I don't want to bore you, but there is another scripture at Revelation 21: 4,5 And he will wipe out every tear from their eyes,and death will be no more, neither will mourning nor outcry nor pain be any more, the former things have passed away "And the One seated on the throne said "Look I am making all things new." Also, he says "write because these words are faithful and true." So Linda and all my other friends what God is saying here is that there will be a time when he will cleanse the earth and there will be a resurrection and we will all be in a paradise earth. Our dead loved one will be resurrected and will be able to see us again.
So my dear friends there is HOPE!!!!!!!!May our Grand Creator bless us all and give us the strength and wisdom to cope with the "circle of life and death" May all of us who read this post live to share the nuts of the LINDA'S HICKORY TREE. That's not asking too much !!!!!!By the way in the cleansed earth that God promises us everything will be organic.
Linda keep up the good work. Be well everyone. Lots of love. June. By the way, go to Myrtle beach and don't wear a wig, only the ignorant will stare.

Ro10's picture
Posts: 1579
Joined: Jan 2009

Gardening is a passion of mine ( or some may say an addiction). My gardens look so much better this year because I can spend some time in them. Last year I did not have the energy to spend much time in them because of radiation and chemo, so I admired them from a distance. That way I could not see all the weeds that were in the gardens. And they looked pretty good from a distance.

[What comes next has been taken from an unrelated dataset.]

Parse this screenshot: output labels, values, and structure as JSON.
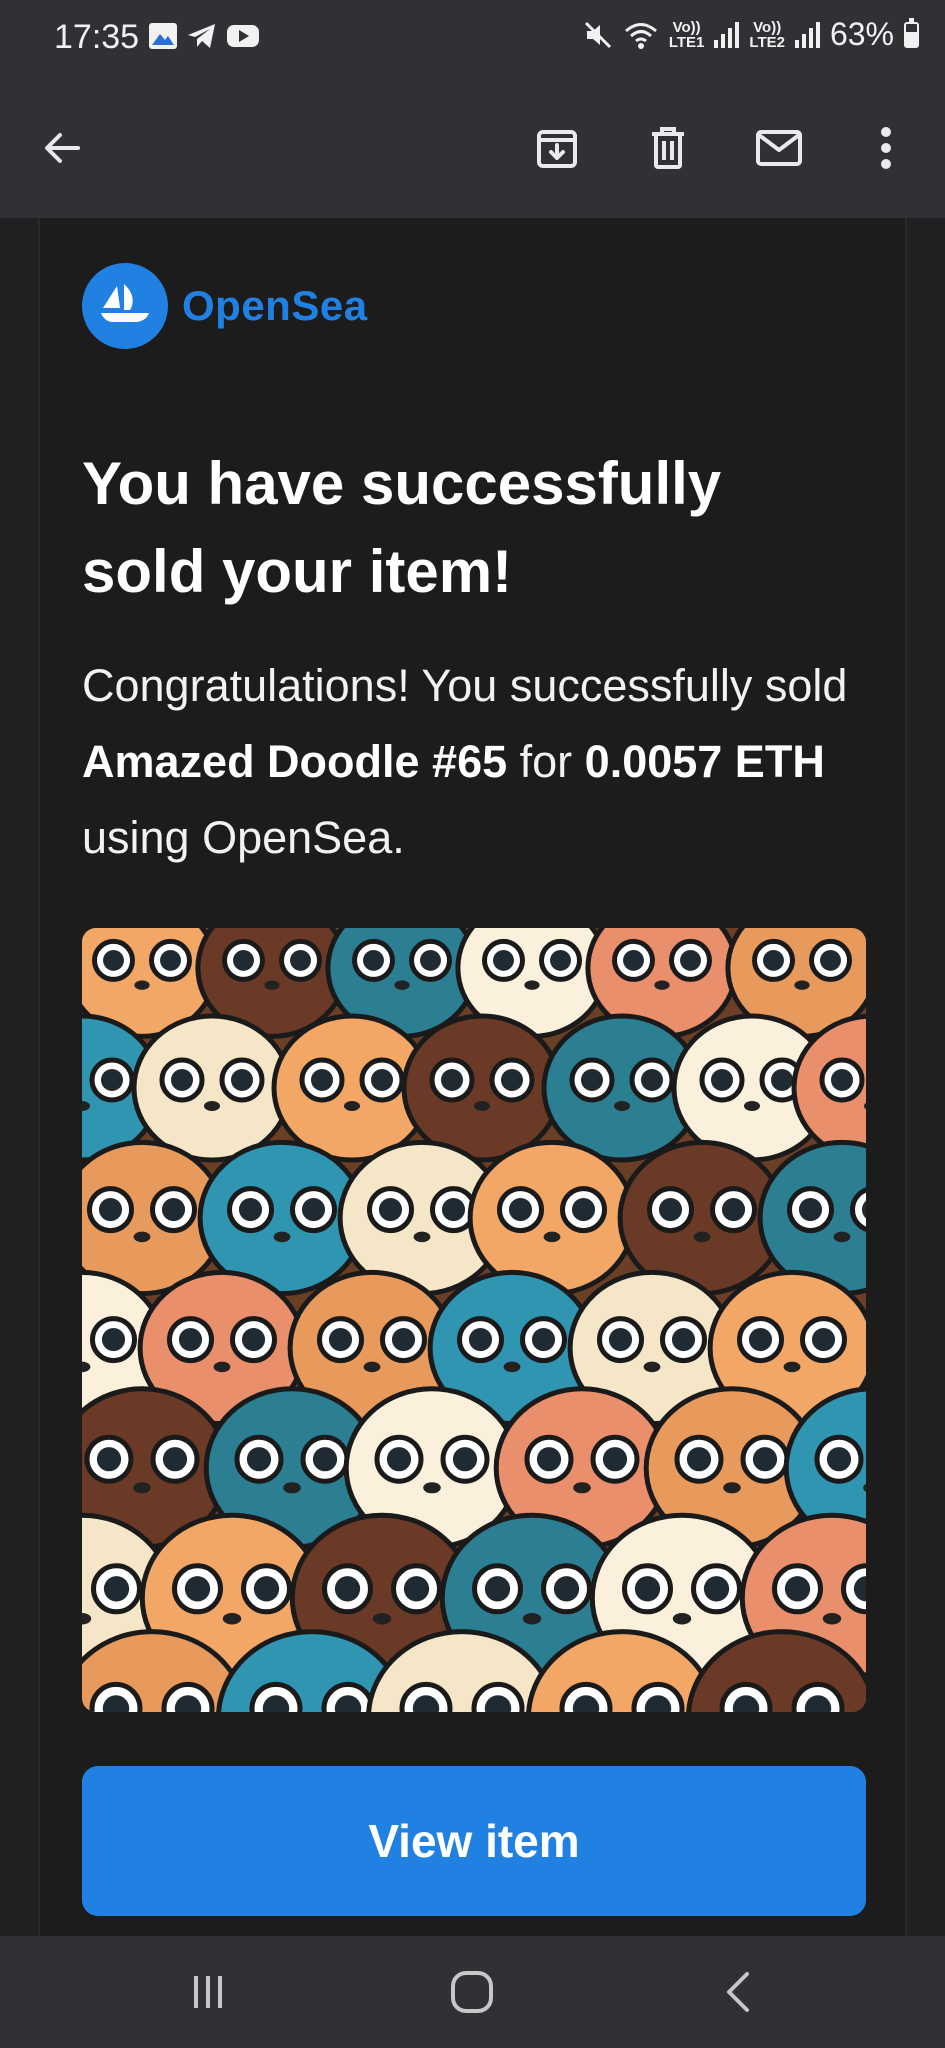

Right now the daylilies are blooming and it is so colorful out all of my windows. I love the beauty of the daylily. I wish their bloom lasted for more than one day.

I have not been very successful with seeds, but love to see all the volunteer plants that appear in my gardens when Mother Nature or the birds plant the seeds.

May you continue to enjoy your gardens as the summer progresses. Enjoy your time at Myrtle Beach. I think it is wonderful you are willing to share your seeds.